There was big news this week for L.A. craft beer lovers, as Golden Road Brewing was sold to Anheuser-Busch InBev. Golden Road, founded in 2011 by Meg Gill and Tony Yanow, is the largest craft brewery in L.A. 

What would Carrie Nation eat?

Amy checks out Hatchet Hall, chef Brian Dunsmoor's newish restaurant in Culver City, in the enormous space that was once the home of Waterloo & City. The food is vaguely Southern, the wine — by Maxwell Leer — is highly idiosyncratic, the decor is Deep South meets a taxidermist's studio. 

Churros and Nutella — from a food truck

Because not all food trucks specialize in tacos and lobster rolls.

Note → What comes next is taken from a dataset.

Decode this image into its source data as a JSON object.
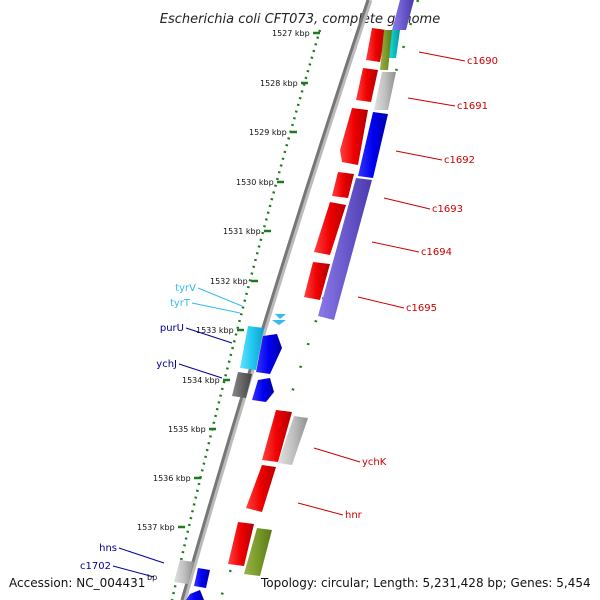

Jenn Harris checks out Churros Calientes, which is both a truck dispensing churros (covered in Nutella if you ask) but also a West L.A. Venezuelan restaurant. Either way, lots of churros for you. 

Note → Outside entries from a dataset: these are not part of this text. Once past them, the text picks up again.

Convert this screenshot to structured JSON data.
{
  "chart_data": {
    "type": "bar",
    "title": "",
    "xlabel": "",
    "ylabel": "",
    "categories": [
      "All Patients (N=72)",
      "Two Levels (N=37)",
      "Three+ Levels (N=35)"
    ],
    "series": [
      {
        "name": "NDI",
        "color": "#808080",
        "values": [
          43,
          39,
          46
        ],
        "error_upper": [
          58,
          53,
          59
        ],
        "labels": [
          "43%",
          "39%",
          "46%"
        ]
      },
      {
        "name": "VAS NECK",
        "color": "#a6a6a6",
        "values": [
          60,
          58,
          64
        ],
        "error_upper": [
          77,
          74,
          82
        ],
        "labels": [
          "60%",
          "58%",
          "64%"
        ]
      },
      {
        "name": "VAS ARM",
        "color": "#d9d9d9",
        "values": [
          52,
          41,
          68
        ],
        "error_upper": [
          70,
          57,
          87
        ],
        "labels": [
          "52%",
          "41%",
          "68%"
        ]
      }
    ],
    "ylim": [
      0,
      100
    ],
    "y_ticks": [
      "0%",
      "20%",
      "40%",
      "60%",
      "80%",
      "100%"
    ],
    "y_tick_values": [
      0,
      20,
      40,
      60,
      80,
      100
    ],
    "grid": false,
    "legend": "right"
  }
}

Dim sum, ramen and banh mi 

If you crave all of those things, as many of us do, then you spend a lot of time in your car, driving from the SGV to Torrance to Westminster. Now with Pingtung eat-in market, you can just go to Melrose and park — this new place from Taiwanese chef Li Ping serves all of them. 

What Phil's eating

Russ Parsons talks to Phil Rosenthal, the producer of "Everyone Loves Raymond," who is an investor in many high-profile L.A. restaurants. Rosenthal parlayed that insider knowledge into, wait for it, a TV show. His own TV show, in which he wanders around the world eating, kind of like Anthony Bourdain meets "Friends." It premieres on Monday on PBS.

What we're reading

In Lucky Peach, Rene Redzepi talks about why he decided to close his Copenhagen restaurant Noma, often pegged the Best Restaurant in the World. "We realized that we'd been organizing our menus and even methods of work in a stupid and somewhat impractical way."

And ever wondered how cops and doughnuts got paired up? According to Atlas Obscura, it can be traced to late-night beats — and then the happy invention of Krispy Kreme and Dunkin' Donuts, which were open late and easy to find.